Rahul Garg

Posted on Mar 12

P2P from Scratch — Part 1: The Internet is Hostile

#p2p #programming #tutorial #holepunch

"The Internet was done so well that most people think of it as a natural resource like the Pacific Ocean, rather than something that was man-made. When was the last time a technology with a footprint so large was so error-free?" — Alan Kay

Excerpt: You want two computers to talk directly to each other. No server in the middle, no middleman, no monthly bill. Sounds simple — the Internet is a network, after all. But the moment you try it, you discover something uncomfortable: the Internet was never designed for this. Here's why, and how Hyperswarm punches through anyway.

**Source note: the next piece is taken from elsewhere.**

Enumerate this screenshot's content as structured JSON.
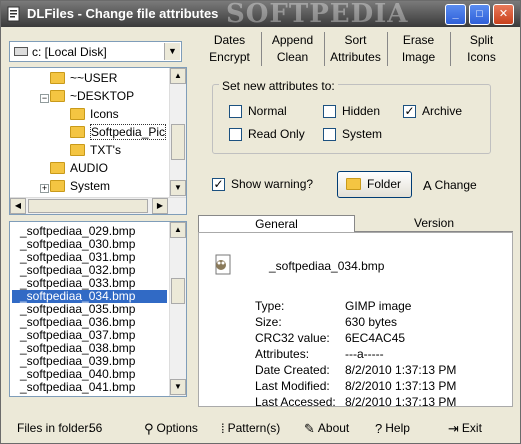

Series: P2P from Scratch — Building on the Holepunch Stack Part 1: The Internet is Hostile (You are here) | Part 2: Encrypted Pipes | Part 3: Append-Only Truth | Part 4: From Logs to Databases | Part 5: Finding Peers | Part 6: Many Writers, One Truth | Part 7: Trust No One | Part 8: Building for Humans

The Problem: Your Computer Doesn't Have an Address

Here's something that should bother you: your laptop is connected to the Internet right now, but nobody can reach it.

Try it. Find your IP address. It's probably something like 192.168.1.47. Now ask a friend on a different Wi-Fi network to send a packet to 192.168.1.47. Nothing happens. That address means nothing outside your home.

The IP address the rest of the world sees — the one your ISP gave your router — belongs to your router, not your laptop. And your router has no idea which of the dozens of devices behind it you're trying to reach. Worse, in many countries your ISP doesn't even give your router a real public IP. They put your router behind their own router, so you're behind two layers of address translation.

This is Network Address Translation — NAT — and it's the reason peer-to-peer connectivity is hard.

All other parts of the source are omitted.